ABSTRACT
The present work describes a remarkable synthetic interest of semiconducting core-shell nanocomposites (CSNCs) contained aluminum oxide. Al2O3@terpoly(aniline, anthranilic acid, and o-phenylenediamine) (Al2O3/PANI-AA-o-PDA) CSNCs were fabricated by the fivefold molar ratio of the appropriate moieties with various quantities of γ-Al2O3 by oxidative polymerization. The formation of the Al2O3/PANI-AA-o-PDA CSNCs was confirmed by spectral characteristics. The feature of CSNCs is core-shell nano-rods structure with sizes 19–39 nm.

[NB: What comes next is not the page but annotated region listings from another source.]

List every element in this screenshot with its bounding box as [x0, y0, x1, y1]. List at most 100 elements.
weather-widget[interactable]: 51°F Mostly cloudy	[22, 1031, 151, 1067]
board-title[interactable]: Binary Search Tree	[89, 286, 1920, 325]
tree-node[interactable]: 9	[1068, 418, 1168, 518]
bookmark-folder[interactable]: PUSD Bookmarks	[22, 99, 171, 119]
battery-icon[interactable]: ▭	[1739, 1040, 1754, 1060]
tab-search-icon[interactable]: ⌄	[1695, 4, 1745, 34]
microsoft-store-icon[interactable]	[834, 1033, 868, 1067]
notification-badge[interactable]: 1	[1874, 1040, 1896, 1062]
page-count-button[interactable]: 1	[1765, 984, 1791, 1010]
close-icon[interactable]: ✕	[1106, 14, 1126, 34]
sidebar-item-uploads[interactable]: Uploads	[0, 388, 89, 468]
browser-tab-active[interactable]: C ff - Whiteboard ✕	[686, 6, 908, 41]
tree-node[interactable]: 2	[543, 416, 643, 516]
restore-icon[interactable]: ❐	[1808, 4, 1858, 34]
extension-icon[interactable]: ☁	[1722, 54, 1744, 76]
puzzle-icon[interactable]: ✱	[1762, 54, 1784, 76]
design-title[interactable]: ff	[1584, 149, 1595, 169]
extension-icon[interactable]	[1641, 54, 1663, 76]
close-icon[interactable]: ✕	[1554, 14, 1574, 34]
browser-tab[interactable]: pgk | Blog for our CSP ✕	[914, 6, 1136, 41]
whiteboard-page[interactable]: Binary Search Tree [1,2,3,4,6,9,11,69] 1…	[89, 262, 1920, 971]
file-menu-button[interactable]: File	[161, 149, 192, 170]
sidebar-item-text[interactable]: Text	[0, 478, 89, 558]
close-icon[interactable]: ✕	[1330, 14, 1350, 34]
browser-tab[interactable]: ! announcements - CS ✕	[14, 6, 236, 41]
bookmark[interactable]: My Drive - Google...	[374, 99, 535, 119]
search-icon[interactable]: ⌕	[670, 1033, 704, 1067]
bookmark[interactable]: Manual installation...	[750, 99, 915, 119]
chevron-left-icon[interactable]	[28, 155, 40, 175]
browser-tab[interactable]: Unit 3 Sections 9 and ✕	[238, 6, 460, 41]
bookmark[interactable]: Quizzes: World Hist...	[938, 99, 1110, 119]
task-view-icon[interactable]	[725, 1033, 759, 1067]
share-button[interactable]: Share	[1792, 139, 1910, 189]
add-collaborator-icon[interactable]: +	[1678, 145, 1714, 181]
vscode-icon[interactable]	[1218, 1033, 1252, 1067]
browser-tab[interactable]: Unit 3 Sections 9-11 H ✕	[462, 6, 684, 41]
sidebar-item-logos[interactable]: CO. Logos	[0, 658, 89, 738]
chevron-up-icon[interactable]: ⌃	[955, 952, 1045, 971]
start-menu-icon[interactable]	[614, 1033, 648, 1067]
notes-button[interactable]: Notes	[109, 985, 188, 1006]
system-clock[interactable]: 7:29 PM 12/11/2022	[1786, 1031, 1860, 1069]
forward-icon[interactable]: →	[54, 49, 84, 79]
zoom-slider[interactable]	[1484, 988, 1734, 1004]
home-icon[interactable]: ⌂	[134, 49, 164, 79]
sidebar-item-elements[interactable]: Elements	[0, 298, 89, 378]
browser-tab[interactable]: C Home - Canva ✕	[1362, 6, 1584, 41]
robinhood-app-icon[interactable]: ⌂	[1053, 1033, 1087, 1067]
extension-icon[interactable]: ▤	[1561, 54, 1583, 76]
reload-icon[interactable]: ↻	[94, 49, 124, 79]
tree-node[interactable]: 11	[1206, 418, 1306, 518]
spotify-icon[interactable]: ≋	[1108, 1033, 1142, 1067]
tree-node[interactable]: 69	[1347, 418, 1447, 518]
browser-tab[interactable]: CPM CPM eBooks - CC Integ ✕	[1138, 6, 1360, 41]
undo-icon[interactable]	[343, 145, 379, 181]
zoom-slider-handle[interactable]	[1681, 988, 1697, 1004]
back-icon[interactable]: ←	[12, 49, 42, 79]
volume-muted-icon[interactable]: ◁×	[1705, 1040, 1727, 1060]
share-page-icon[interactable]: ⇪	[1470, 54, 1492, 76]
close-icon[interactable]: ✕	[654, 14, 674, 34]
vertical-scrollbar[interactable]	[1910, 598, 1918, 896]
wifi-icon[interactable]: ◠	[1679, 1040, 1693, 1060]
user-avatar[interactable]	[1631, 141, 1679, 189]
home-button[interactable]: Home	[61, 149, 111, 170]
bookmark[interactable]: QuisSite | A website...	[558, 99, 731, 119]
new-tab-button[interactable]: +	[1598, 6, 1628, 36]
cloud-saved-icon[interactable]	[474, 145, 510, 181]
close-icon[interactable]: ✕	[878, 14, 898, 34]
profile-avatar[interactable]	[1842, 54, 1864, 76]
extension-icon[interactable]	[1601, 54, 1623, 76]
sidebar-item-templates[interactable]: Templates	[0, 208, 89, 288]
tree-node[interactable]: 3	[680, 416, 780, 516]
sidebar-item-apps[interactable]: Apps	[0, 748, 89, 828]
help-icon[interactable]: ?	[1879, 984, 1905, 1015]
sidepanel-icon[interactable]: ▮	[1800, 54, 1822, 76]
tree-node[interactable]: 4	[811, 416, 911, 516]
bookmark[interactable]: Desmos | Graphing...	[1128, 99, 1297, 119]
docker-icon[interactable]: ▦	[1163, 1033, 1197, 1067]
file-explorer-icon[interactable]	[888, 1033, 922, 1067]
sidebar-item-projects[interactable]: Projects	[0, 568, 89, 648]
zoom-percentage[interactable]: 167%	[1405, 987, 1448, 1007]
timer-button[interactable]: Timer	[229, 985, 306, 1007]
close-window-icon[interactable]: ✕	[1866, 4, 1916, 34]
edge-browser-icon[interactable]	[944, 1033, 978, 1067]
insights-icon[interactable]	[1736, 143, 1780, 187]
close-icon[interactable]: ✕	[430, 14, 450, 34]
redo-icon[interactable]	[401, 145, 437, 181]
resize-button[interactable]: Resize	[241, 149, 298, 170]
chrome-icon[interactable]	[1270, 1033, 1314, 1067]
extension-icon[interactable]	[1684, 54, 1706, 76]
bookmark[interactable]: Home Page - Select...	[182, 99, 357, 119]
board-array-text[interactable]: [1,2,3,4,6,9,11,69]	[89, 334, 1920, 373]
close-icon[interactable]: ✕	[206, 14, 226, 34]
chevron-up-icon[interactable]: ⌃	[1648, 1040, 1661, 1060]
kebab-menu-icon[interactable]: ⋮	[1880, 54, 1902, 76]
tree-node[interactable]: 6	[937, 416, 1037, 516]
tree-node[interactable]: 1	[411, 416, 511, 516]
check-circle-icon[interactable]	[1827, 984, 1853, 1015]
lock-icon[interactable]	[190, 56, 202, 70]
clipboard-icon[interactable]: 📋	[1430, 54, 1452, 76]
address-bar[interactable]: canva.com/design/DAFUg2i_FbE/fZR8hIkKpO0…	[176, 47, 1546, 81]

The recorded σdc is 8.8 × 10−9-4.8 × 10−8 Ω−1 m−1 being in the range of semiconductor materials at room temperature and increases with increasing temperature. The newly fabricated materials were investigated as antimicrobial agents. The setup presents a facile, cheap, novel and beneficial methodology to develop novel CSNCs acquiring the required numerous functionality.
Graphical abstract
Conflict of interest
No conflict of interest.
Prime Novelty Statement
The current study describes the remarkable interest in the evolution and production of conducting core-shell nanorod composites composed of nanosized aluminum oxide and aniline, anthranilic acid and o-phenylenediamine terpolymer. These core-shell nanorod composites (Al2O3@PANI-AA-o-PDA) were chemically synthesized in a molar ratio of 1:1:0.5 of the particular monomers and several weights of nano γ-Al2O3 via oxidative terpolymerization. The construction of the Al2O3@PANI-AA-o-PDA core-shell nanocomposites was ascertained by spectral characteristics. A reasonable thermal behavior for the original terpolymer and Al2O3@PANI-o-PDA core-shell nanocomposites was investigated. The bare PANI-AA-o-PDA terpolymer was thermally less stable than Al2O3@PANI-AA-o-PDA nanocomposites. The core-shell feature of the nanocomposites was examined to have core-shell nanorods structure with sizes 19–39 nm. The recorded σdc is 8.8 × 10−9-4.8×10−8 Ω−1 m−1 being in the range of semiconductor materials at room temperature and increases with increasing temperature. The newly fabricated materials were investigated as antimicrobial agents. The setup presents a facile, cheap, novel and beneficial methodology for developing new core-shell nanocomposites acquiring the requested various functionality.